Notre ministre des Armées s’est indigné, ces derniers jours, au sujet du film Wakanda Forever, montrant des pillards en uniformes militaires français. Un membre de notre classe politique s’aperçoit enfin que certains États déploient des stratégies globales, usant de tous les moyens, même des plus frivoles. Mais sous le divertissement vu comme une arme, efficace en action psychologique pour discréditer ou exalter – visionner un tel film dans une salle de cinéma en Afrique est d’ailleurs une expérience -, la géopolitique n’est pas loin. Une discipline souvent négligée, parfois même ignorée, par les dirigeants français. Pourtant, pendant des siècles, les princes furent éduqués par l’étude de l’histoire et de la géographie, dont la réunion constitue l’essentiel de la géopolitique.

Les élites des pays anglo-saxons ne souffrent pas de la même amnésie. Ils cultivent le goût de cette noble matière qu’ils mettent au service de la puissance dans le jeu mondial. Et c’est là que paraît notre désolante faiblesse. La France a été longuement présente en Afrique de l’Ouest. Le nom qu’on y donne aux Blancs (« toubab ») est dérivé de l’arabe « médecin », les premiers Européens rencontrés par les populations locales étant surtout des médecins et des infirmiers militaires français qui donnaient des soins. Nous y avons dépensé des fortunes, perdu, au cours des dix dernières années, 58 soldats, la question de la conquête coloniale et de sa pertinence étant un autre sujet. Malgré ces sacrifices, les gouvernements locaux ne se privent pas d’enrôler la France dans leurs stratégies politiques oscillantes, la France qui en fait trop ou pas assez, ce qui permet de justifier auprès des peuples les échecs répétés des pouvoirs en place.

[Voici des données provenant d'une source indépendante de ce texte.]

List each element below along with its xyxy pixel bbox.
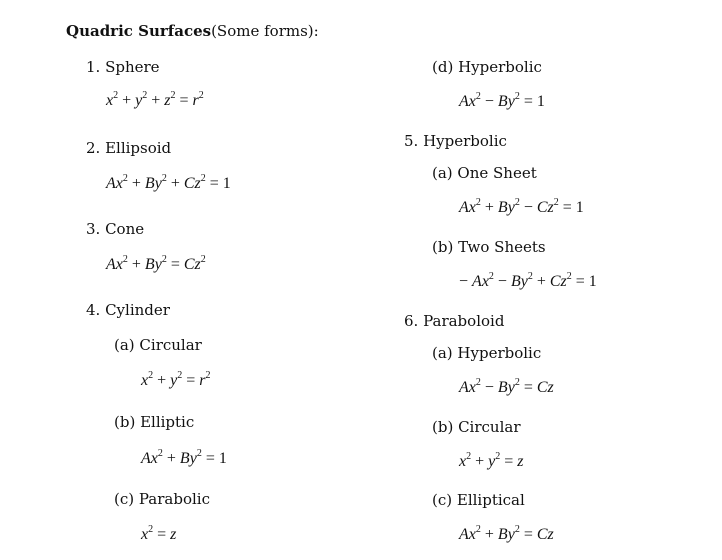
cylinder-parabolic-equation: $x^2 = z$ (141, 524, 177, 543)
title-rest: (Some forms): (211, 22, 319, 40)
ellipsoid-label: 2. Ellipsoid (86, 139, 172, 157)
hyperbolic-two-sheets-label: (b) Two Sheets (432, 238, 546, 256)
cylinder-circular-equation: $x^2 + y^2 = r^2$ (141, 370, 211, 389)
cylinder-circular-label: (a) Circular (114, 336, 202, 354)
cylinder-hyperbolic-equation: $Ax^2 - By^2 = 1$ (459, 91, 545, 110)
paraboloid-circular-label: (b) Circular (432, 418, 521, 436)
cylinder-parabolic-label: (c) Parabolic (114, 490, 210, 508)
sphere-equation: $x^2 + y^2 + z^2 = r^2$ (106, 90, 204, 109)
paraboloid-hyperbolic-equation: $Ax^2 - By^2 = Cz$ (459, 377, 554, 396)
sphere-label: 1. Sphere (86, 58, 160, 76)
hyperbolic-label: 5. Hyperbolic (404, 132, 507, 150)
cylinder-hyperbolic-label: (d) Hyperbolic (432, 58, 542, 76)
page-title (66, 22, 319, 40)
title-bold: Quadric Surfaces (66, 22, 212, 40)
hyperbolic-two-sheets-equation: − $Ax^2 - By^2 + Cz^2 = 1$ (459, 271, 597, 290)
cylinder-label: 4. Cylinder (86, 301, 170, 319)
paraboloid-elliptical-equation: $Ax^2 + By^2 = Cz$ (459, 524, 554, 543)
paraboloid-label: 6. Paraboloid (404, 312, 505, 330)
paraboloid-hyperbolic-label: (a) Hyperbolic (432, 344, 542, 362)
cylinder-elliptic-label: (b) Elliptic (114, 413, 195, 431)
paraboloid-elliptical-label: (c) Elliptical (432, 491, 525, 509)
hyperbolic-one-sheet-equation: $Ax^2 + By^2 - Cz^2 = 1$ (459, 197, 584, 216)
cylinder-elliptic-equation: $Ax^2 + By^2 = 1$ (141, 448, 227, 467)
cone-equation: $Ax^2 + By^2 = Cz^2$ (106, 254, 206, 273)
paraboloid-circular-equation: $x^2 + y^2 = z$ (459, 451, 524, 470)
hyperbolic-one-sheet-label: (a) One Sheet (432, 164, 537, 182)
cone-label: 3. Cone (86, 220, 145, 238)
ellipsoid-equation: $Ax^2 + By^2 + Cz^2 = 1$ (106, 173, 231, 192)
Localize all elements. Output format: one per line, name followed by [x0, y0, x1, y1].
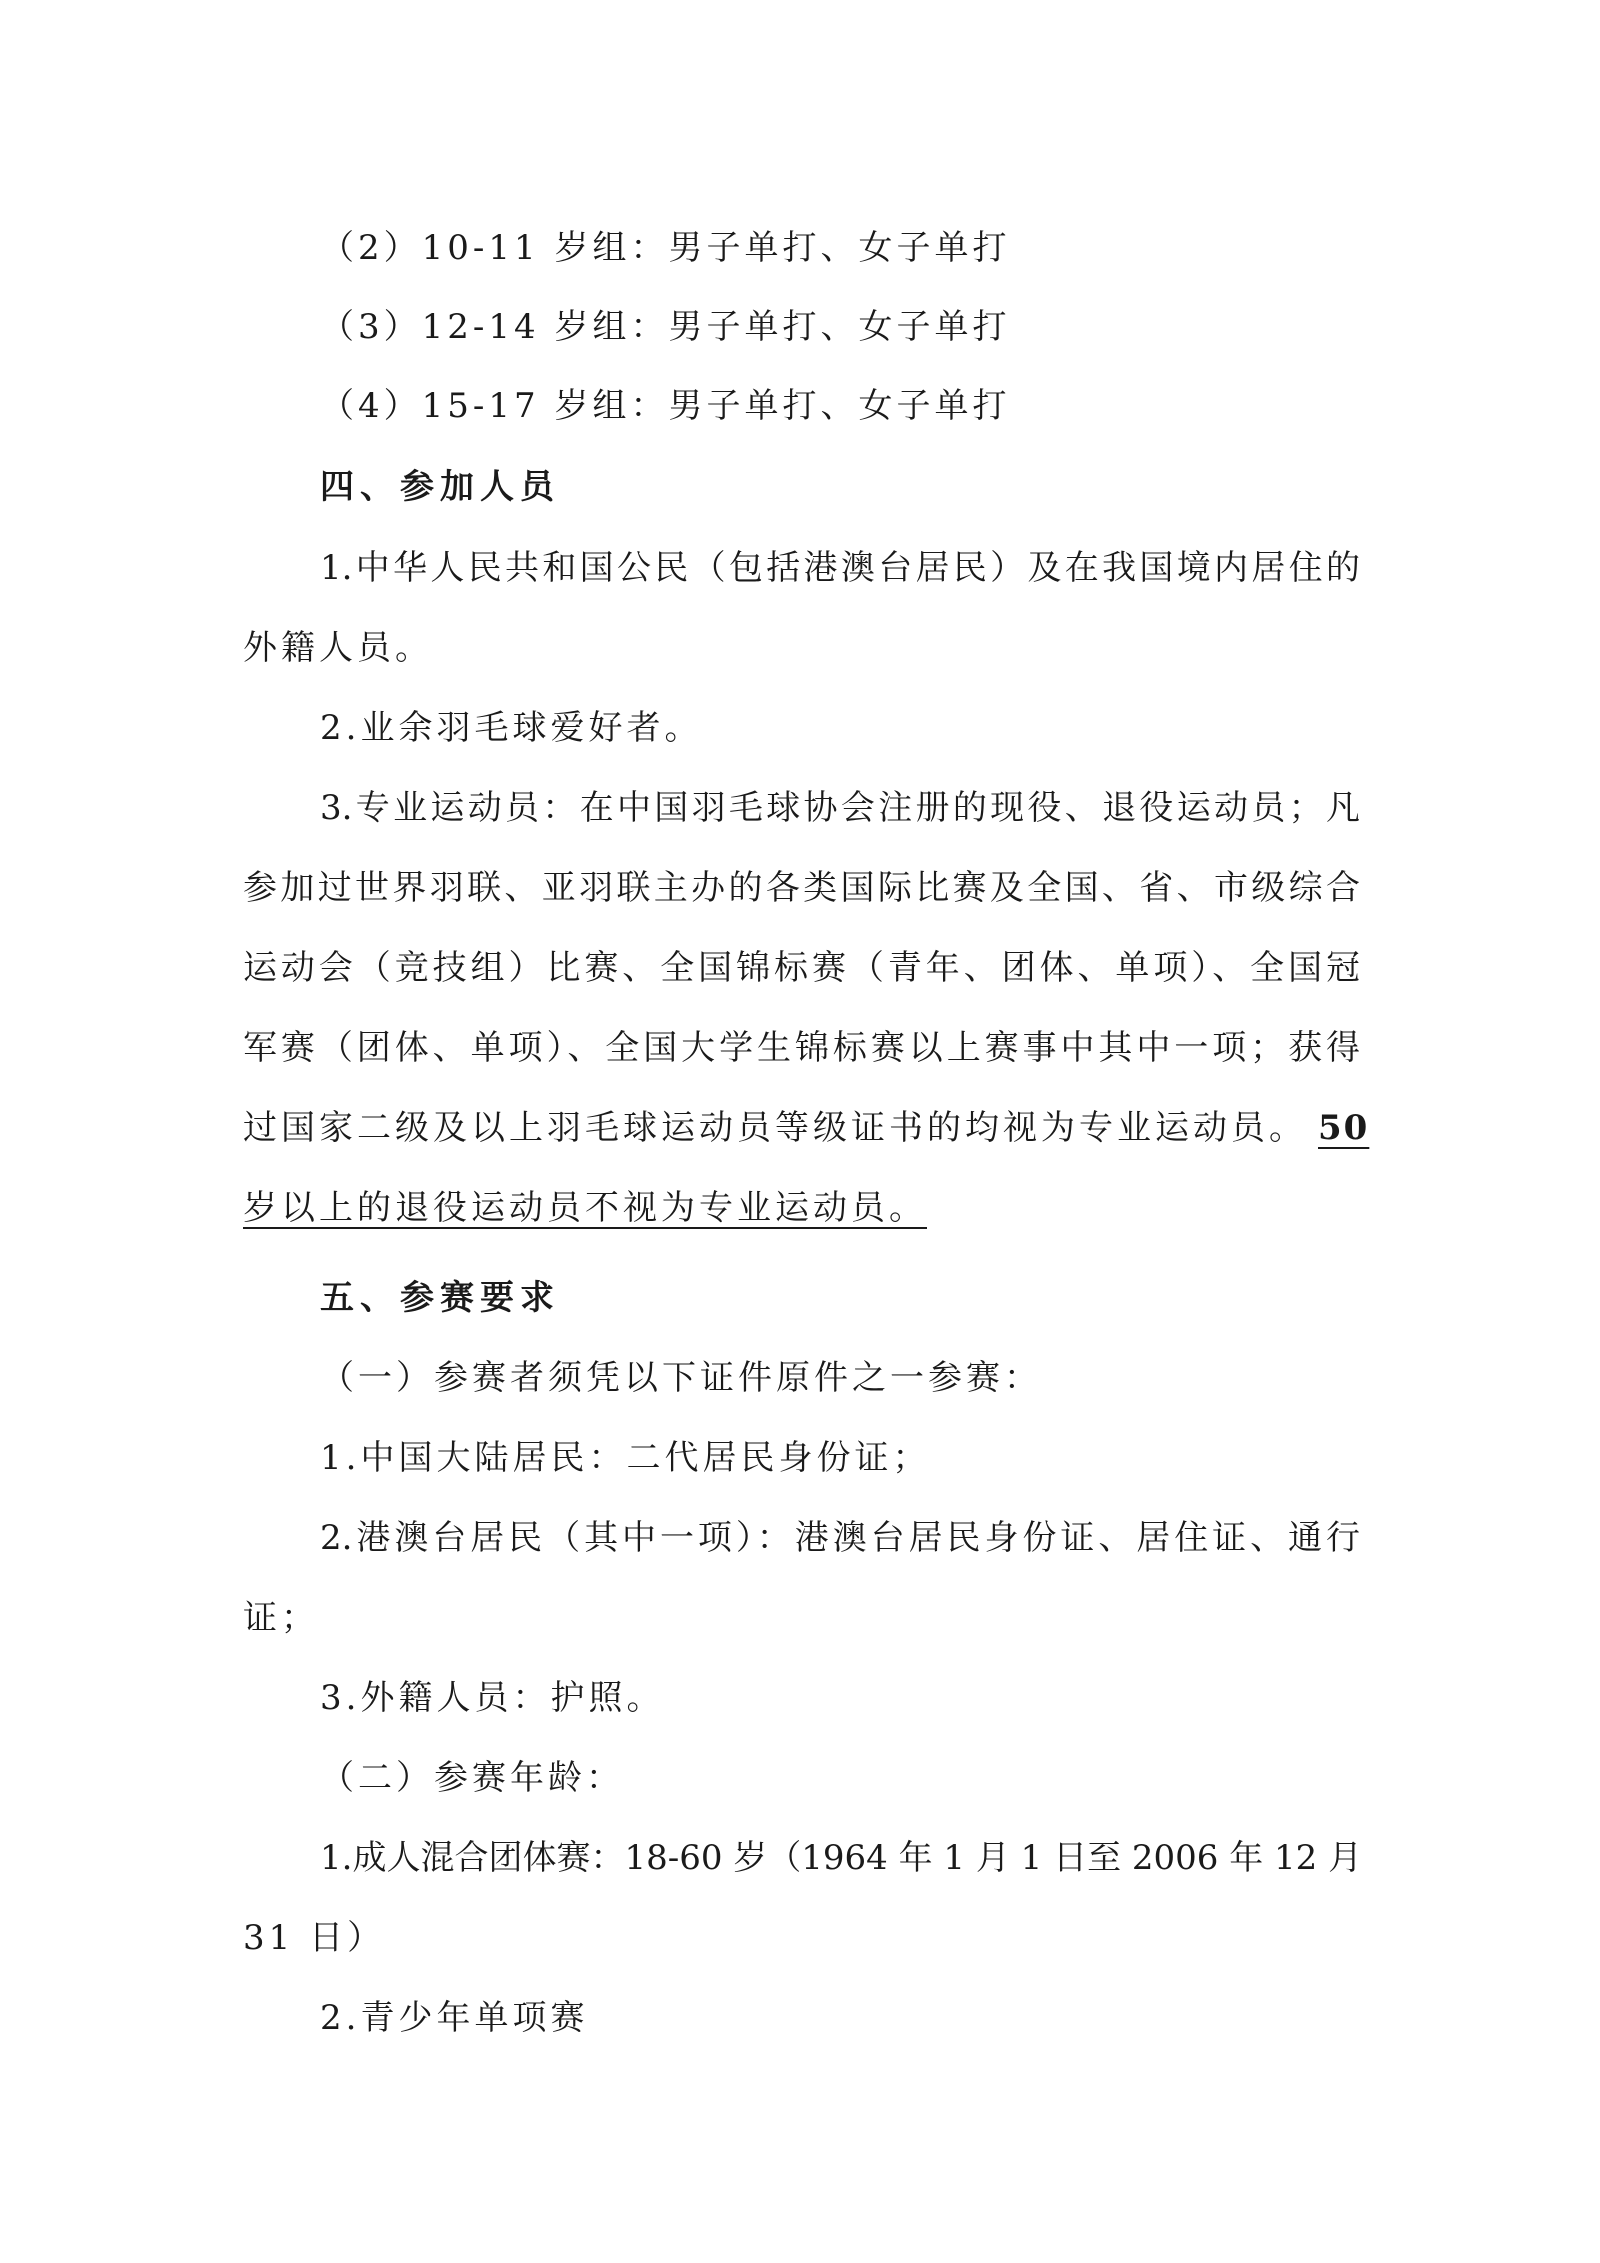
age-adult-team-line-1: 1.成人混合团体赛：18-60 岁（1964 年 1 月 1 日至 2006 年 12 月	[320, 1838, 1363, 1878]
requirement-hk-macao-taiwan-line-1: 2.港澳台居民（其中一项）：港澳台居民身份证、居住证、通行	[320, 1518, 1360, 1558]
requirement-age-heading: （二）参赛年龄：	[320, 1758, 624, 1798]
participant-item-3-line-4: 军赛（团体、单项）、全国大学生锦标赛以上赛事中其中一项；获得	[243, 1028, 1360, 1068]
participant-item-3-line-5-text: 过国家二级及以上羽毛球运动员等级证书的均视为专业运动员。	[243, 1108, 1307, 1148]
age-youth-singles: 2.青少年单项赛	[320, 1998, 589, 2038]
underlined-retired-athlete-note: 岁以上的退役运动员不视为专业运动员。	[243, 1188, 927, 1228]
participant-item-1-line-2: 外籍人员。	[243, 628, 433, 668]
section-heading-participants: 四、参加人员	[320, 467, 560, 507]
age-adult-team-line-2: 31 日）	[243, 1918, 386, 1958]
requirement-id-documents: （一）参赛者须凭以下证件原件之一参赛：	[320, 1358, 1042, 1398]
section-heading-requirements: 五、参赛要求	[320, 1278, 560, 1318]
participant-item-3-line-1: 3.专业运动员：在中国羽毛球协会注册的现役、退役运动员；凡	[320, 788, 1360, 828]
age-group-10-11: （2）10-11 岁组：男子单打、女子单打	[320, 228, 1011, 268]
requirement-foreign-passport: 3.外籍人员：护照。	[320, 1678, 665, 1718]
requirement-hk-macao-taiwan-line-2: 证；	[243, 1598, 319, 1638]
participant-item-3-line-2: 参加过世界羽联、亚羽联主办的各类国际比赛及全国、省、市级综合	[243, 868, 1360, 908]
age-group-12-14: （3）12-14 岁组：男子单打、女子单打	[320, 307, 1011, 347]
participant-item-3-line-3: 运动会（竞技组）比赛、全国锦标赛（青年、团体、单项）、全国冠	[243, 948, 1360, 988]
age-group-15-17: （4）15-17 岁组：男子单打、女子单打	[320, 386, 1011, 426]
requirement-mainland-id: 1.中国大陆居民：二代居民身份证；	[320, 1438, 931, 1478]
underlined-age-fifty: 50	[1318, 1108, 1370, 1148]
participant-item-2: 2.业余羽毛球爱好者。	[320, 708, 703, 748]
participant-item-1-line-1: 1.中华人民共和国公民（包括港澳台居民）及在我国境内居住的	[320, 548, 1360, 588]
participant-item-3-line-5	[243, 1107, 1370, 1149]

Or, nous arrivons avec un mélange paradoxal de dogmes bienveillants et de honte post-coloniale, sans tenir compte de l’histoire d’une région, peu écrite mais bien réelle. Les militaires ne l’ignorent pas quand ils se documentent avant leur déploiement, pour connaître au mieux le théâtre d’opérations. Sont-ils ensuite écoutés quand ils rendent compte de la situation sur le terrain ? Quand ils évoquent l’opposition séculaire entre peuples du désert, de tradition esclavagiste, et peuples du sud, longuement asservis ? Quand ils voient que, dans les zones désertiques, le trafic et la razzia sont les activités immémoriales et que l’enjeu essentiel y est le contrôle des itinéraires et des points de passage ? Il semble malheureusement que non, et les lointaines certitudes parisiennes ont trop souvent le dernier mot.

En se débarrassant des Français, leurs anciens maîtres, sous l’impulsion de leurs gouvernements, les habitants de cette région pensent faire une bonne affaire. Ils ne tarderont pas à s’apercevoir que la Chine ne vient que pour dévorer les ressources nécessaires à son économie gloutonne et que la Russie, dont l’expérience africaine remonte surtout aux conflits par procuration allumés pendant la guerre froide, ne vient que pour mener son grand jeu contre l’empire d’au-delà de l’océan. Les trois grandes puissances sont donc bien d’accord pour nous évincer. Elles y sont parvenues presque complètement. Grâce, entre autres choses, à leur intérêt obstiné pour la géopolitique, science de la longue durée et de l’impassible espace pour laquelle les élites françaises montrent souvent une étrange paresse intellectuelle. Décidément, le déclin nécessite toujours une part de consentement.